Правы были не Радзивиллы, рассуждавшие о своих выгодах, о том, как эти похороны возвысили их род, не столь древний, как у князей, родичей Витовта. Правда была на стороне никому не известных виленских горожанок, дворянок, незамужних еще или не слишком любимых жен, говоривших, что об этой любви, о безутешном горе и одиночестве овдовевшего короля они будут рассказывать своим детям и внукам, те, когда придет черед, — своим. Потому что королевская власть не вечна, все проходит, а только любовь остается…

Но если в траурной процессии на литовской земле, а потом и в соборе не было королевского семейства и сановников из Короны, то сама Бона в мыслях своих всюду следовала за сыном. Она видела, как перед каждым городом и селением он слезает с коня, как лицо его сечет дождь и ветер.

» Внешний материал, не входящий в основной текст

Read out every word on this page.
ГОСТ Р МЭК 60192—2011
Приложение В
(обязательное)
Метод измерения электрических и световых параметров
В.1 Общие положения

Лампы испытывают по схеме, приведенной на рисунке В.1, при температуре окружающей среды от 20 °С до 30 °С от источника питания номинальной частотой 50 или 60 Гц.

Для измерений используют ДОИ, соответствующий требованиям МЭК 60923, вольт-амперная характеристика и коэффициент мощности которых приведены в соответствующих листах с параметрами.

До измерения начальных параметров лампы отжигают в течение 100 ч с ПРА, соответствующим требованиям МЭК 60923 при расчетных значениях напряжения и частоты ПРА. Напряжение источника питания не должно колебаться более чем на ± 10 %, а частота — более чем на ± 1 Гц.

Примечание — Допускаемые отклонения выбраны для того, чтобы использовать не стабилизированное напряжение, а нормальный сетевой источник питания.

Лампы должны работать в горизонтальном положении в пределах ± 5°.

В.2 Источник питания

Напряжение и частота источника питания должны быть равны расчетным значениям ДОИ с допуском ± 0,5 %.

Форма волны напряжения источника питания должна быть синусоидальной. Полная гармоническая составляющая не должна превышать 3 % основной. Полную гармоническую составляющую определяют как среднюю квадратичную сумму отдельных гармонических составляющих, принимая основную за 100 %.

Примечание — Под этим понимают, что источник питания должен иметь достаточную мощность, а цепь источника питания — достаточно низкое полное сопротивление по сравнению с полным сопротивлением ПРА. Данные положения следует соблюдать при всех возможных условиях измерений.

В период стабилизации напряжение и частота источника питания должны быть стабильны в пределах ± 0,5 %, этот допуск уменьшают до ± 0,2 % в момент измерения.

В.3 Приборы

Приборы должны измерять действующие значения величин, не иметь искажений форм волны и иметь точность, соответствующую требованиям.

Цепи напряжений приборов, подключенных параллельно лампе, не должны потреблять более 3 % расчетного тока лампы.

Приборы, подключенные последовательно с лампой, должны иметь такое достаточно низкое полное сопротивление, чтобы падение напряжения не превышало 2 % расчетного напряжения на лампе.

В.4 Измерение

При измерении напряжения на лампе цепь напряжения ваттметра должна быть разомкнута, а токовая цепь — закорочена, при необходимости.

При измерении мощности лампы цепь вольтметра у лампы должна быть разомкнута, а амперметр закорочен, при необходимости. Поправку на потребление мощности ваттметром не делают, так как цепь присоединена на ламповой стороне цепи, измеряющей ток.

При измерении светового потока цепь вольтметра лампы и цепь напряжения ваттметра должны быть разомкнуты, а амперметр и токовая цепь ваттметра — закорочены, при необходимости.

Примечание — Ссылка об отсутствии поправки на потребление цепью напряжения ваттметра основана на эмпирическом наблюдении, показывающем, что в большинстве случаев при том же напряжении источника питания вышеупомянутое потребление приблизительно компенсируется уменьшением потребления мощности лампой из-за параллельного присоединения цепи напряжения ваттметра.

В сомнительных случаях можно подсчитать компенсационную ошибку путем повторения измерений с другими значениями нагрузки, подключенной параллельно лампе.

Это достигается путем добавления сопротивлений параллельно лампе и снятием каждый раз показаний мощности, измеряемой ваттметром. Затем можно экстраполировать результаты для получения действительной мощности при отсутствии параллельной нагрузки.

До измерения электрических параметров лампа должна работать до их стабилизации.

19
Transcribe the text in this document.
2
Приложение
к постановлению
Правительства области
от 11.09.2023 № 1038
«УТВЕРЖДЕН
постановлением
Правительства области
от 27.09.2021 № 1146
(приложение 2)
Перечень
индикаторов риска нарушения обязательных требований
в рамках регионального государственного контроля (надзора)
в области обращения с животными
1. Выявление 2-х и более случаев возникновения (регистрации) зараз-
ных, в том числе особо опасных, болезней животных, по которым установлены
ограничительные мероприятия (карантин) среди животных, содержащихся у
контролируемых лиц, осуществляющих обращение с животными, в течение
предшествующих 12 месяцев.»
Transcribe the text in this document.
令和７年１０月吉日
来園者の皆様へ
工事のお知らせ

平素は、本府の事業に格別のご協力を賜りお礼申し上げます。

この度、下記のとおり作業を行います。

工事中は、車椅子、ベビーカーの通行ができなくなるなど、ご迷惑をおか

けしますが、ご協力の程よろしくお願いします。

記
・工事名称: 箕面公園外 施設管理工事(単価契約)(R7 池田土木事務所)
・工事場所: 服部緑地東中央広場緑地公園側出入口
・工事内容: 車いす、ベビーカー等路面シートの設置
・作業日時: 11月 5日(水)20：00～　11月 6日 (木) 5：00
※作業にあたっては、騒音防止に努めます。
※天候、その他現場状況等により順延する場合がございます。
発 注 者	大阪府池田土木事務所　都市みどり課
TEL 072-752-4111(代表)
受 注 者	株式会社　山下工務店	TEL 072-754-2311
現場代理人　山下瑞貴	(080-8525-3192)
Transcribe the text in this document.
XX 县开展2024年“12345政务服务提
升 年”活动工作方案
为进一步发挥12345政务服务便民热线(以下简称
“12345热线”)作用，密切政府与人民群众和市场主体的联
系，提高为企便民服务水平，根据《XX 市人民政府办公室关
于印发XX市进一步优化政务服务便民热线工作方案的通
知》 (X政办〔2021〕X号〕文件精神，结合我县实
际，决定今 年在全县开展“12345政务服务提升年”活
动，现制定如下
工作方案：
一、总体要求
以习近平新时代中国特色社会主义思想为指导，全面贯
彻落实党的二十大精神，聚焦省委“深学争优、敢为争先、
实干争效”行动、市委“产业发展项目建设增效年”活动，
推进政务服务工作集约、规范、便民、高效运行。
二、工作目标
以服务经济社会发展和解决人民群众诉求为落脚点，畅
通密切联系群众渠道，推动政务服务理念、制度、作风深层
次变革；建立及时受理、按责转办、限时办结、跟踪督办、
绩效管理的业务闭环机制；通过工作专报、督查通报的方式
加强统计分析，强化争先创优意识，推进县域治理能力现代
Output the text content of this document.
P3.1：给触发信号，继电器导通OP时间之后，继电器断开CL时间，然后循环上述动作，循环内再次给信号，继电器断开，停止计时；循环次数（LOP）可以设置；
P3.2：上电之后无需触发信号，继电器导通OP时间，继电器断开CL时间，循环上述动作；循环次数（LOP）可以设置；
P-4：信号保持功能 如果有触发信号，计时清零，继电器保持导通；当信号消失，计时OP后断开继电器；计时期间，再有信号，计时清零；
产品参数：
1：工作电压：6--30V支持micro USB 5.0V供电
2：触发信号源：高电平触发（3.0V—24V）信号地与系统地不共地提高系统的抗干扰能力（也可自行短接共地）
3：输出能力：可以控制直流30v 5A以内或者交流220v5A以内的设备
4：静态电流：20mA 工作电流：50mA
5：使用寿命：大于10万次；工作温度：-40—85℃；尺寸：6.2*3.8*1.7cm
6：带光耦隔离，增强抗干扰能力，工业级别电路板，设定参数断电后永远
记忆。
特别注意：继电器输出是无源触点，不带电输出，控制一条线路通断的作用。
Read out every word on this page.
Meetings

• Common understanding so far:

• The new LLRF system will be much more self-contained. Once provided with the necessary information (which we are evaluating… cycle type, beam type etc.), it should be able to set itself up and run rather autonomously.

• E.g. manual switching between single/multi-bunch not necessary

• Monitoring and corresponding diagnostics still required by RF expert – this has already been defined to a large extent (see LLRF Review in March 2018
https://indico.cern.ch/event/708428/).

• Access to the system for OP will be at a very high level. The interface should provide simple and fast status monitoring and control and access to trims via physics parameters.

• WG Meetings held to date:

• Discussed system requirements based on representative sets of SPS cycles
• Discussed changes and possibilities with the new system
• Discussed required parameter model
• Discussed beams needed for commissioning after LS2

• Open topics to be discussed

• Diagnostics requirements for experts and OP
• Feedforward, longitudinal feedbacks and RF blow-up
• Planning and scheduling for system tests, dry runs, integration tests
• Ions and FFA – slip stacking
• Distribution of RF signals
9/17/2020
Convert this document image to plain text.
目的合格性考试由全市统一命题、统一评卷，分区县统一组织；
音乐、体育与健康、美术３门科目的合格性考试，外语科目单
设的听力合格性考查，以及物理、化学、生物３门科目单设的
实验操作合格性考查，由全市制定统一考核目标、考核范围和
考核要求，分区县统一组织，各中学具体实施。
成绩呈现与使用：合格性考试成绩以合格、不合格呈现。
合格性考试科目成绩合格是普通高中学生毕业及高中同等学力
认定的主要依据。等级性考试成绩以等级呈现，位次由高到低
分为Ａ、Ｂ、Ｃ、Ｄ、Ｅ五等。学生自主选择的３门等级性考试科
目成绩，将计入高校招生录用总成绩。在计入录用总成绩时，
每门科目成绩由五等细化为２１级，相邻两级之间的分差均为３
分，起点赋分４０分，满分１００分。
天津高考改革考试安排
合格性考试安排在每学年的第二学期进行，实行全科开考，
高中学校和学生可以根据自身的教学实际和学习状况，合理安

Думала о его промокших ногах, о набухшем от влаги кафтане, о мокрых от дождя волосах и озябших руках. Не случайно вместе со свитой за гробом следовал незнакомый Августу новый секретарь королевы Людвик Монти со своими оруженосцами. На каждом постое, едва только гроб исчезал в приделе попавшегося по пути костела, Монти посылал гонца к королеве. Благодаря этим вестникам она могла тоже участвовать в траурном шествии, идти вместе с Августом за черным катафалком, горевать и думать вместе с ним: «Отчего повелителю Короны и Литвы не дано изведать полного человеческого счастья? Слышать веселый щебет детей, учить своего первенца стрелять из лука, объезжать коней? Почему любой из его подданных мог быть счастливей, чем он, король? Он украшал свою любимую нитками бесценного жемчуга, а не мог дать ей лекарства, которое продлило бы жизнь».

В мыслях своих Бона следовала за сыном, шла рядом, касалась рукой разгоряченного лба, запекшихся губ. Казалось, теперь она могла радоваться, что Август принадлежит ей, только ей, но радость эта была отравлена сомнениями и даже грустью. Она знала наперед, что месяц, проведенный им в пути, в скорбном следовании за гробом той, которую он полюбил так крепко, что ради нее не побоялся пойти против воли всех, месяц раздумий, воспоминаний, тоски и бели разделит их еще больше, увеличит пропасть между ними.

В самые тяжелые минуты жизни он был один и не мог забыть, что мать уехала в Мазовию, лишь бы не видеть в Кракове Барбары, и даже с умирающей разговаривала устами посла, скромного францисканца.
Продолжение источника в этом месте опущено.